Hair Stylist and Flower Arrangement both are creative, involve people and are eminently portable. The advantage of the former is she could make serious bank if she lands in a fancy salon eventually too.
posted by Potomac Avenue at 4:25 PM on February 3, 2015


She might explore a variety of trades. NPR says economists say that's where it's at for millennials.
posted by bluedaisy at 6:39 PM on February 3, 2015


One of your requirements kicks out web work/project management entirely.
It's this one: "b) not require much more than a 40 hour work week".
60 hours/week is more likely to hit the mark.
posted by msamye at 10:41 PM on February 3, 2015 [1 favorite]
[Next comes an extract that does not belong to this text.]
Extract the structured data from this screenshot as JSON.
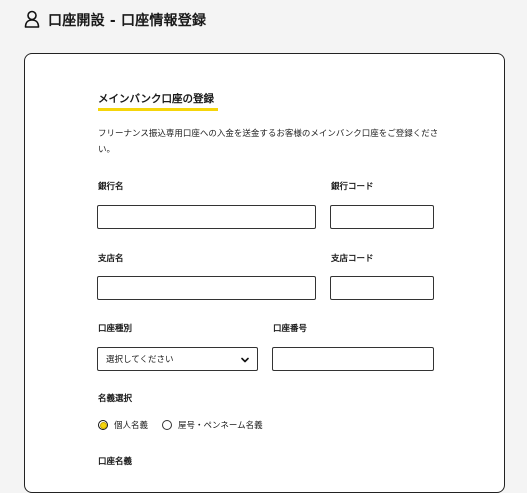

Maybe too healthcare-emotional, but the job I know that fits this best, especially the parts about flexibility, transplantability, and minimal difficulty with applications or salesmanship or networking is speech language pathology. It's the best field that I've ever heard of for part time workers, too.
posted by freyley at 12:19 AM on February 4, 2015


Be a nurse. I know you said it was counterindicated based on the schooling requirement and the emotional side, but it is literally the only job I can think of that fulfills your four requirements. A tosses out nearly everything but healthcare all by itself. B and C throw out engineering and IT, and eliminate the possibility of being a doctor. D removes the lower-end healthcare professions.
posted by Mitrovarr at 12:22 AM on February 4, 2015


Some fine dining (and even some mid range) restaraunts provide partially paid benefits for staff. Portable, work ends when you go home. Paid vacation isn't usually provided, but you can request off / switch shifts with someone.